This post first appeared in the St. Louis Beacon: August 10, 2008 - What is going on with "like-and-you-know-itis"?
In recent years, an enormous percentage of our populace has begun sprinkling each spoken sentence with several "likes" and "you know's." For example: "Like, my name, like, you know, is, like, Mike, you know?"
Do I stand alone in expressing concern? I am privileged to know several intelligent citizens. But when these intelligent citizens drop "like's" and you know's" into their speech they sound, well, less intelligent than they really are.
So, I have an idea. By approaching the problem as a community project we may be able to leapfrog our fair town into the forefront of great cities.
Come on, St. Louis - let's declare war on like-and-you-know-itis.
I ask Mayor Slay, County Executive Dooley, business leaders, union bosses, captains of the educational establishment, that is, everyone important, to go forth and shout it from the rooftops: "STOP SAYING "LIKE" AND "YOU KNOW" ALL THE TIME!
Soon everyone will be working together.
If an offender recognizes that he or she has inadvertently dropped a "like" or "you know" into a sentence, he or she will pause for just a moment and say, "please excuse the 'like'," or "please excuse the 'you know'." Those around will smile approvingly.
Alternatively, and this is for the tough cases, if a good hearted friend should hear a buddy sound like, ahem, "less intelligent that he really is" by saying "like" and "you know" every few words, the good-hearted friend will begin to count the offenses on his fingers, all in plain view of the offender (and in plain view of any others in attendance). Offenders might be offended by this finger counting, but how else can we solve the problem?

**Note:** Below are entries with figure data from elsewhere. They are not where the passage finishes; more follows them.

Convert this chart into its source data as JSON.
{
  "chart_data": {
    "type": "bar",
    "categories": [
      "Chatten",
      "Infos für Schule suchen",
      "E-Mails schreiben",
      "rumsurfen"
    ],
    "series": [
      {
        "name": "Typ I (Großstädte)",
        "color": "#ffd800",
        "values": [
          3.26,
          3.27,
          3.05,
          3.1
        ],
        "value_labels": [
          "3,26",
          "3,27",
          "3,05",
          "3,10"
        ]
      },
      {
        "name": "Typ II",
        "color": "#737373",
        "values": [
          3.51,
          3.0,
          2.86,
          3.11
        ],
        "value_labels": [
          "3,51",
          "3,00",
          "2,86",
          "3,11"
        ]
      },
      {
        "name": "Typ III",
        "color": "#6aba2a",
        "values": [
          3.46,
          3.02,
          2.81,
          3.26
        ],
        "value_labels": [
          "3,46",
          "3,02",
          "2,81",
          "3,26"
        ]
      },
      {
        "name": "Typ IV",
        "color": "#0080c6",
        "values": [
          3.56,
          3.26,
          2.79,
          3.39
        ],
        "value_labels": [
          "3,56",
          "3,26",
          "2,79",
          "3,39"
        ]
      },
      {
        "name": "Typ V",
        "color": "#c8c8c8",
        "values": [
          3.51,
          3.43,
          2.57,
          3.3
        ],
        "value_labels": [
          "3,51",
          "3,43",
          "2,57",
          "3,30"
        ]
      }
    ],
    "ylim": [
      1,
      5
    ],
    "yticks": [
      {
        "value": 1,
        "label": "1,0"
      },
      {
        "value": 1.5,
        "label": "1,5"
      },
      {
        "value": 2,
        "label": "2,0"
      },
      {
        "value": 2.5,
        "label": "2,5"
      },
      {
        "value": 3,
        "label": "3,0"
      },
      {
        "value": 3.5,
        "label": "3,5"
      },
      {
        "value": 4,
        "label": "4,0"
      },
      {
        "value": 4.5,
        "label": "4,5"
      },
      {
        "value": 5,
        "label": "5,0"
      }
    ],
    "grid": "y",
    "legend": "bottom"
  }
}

My theory is that in a few short weeks, if we all make a Herculean effort, we can clean it up. Imagine the opportunities this will create for our city. Every time one of our citizens travels to another city he or she will sound more intelligent than everyone else there. Perhaps our traveling citizens will run across rich people in faraway lands, and those rich people will own companies, and those rich company owners will move their businesses here to take advantage of our quick-witted work force.
Similarly, when people from another city comes to St. Louis, they will be so impressed with our new, suave speech patterns that they will decide to stay and we will all receive the benefit of their productivity.
I am, of course, particularly concerned about the youngsters. The problem is not limited to the young, but the young seem to be among the worst offenders.
Here is an idea for our schools. The head of each school should divide the school into a handful of teams, with each team having students and teachers as members. Then the teams can have weekly contests in which each use of "like" or "you know" costs the team a point. At the end of each week, the winning team receives a small reward such as leaving 10 minutes early, getting seconds at lunch or something else desired by all. Making the teachers' speech count will ensure buy-in from the youngsters.
So, let's try it. A small step for a city but a giant leap in the protection of the thin veneer of civilization.
Bevis Schock is an attorney in private practice in Clayton.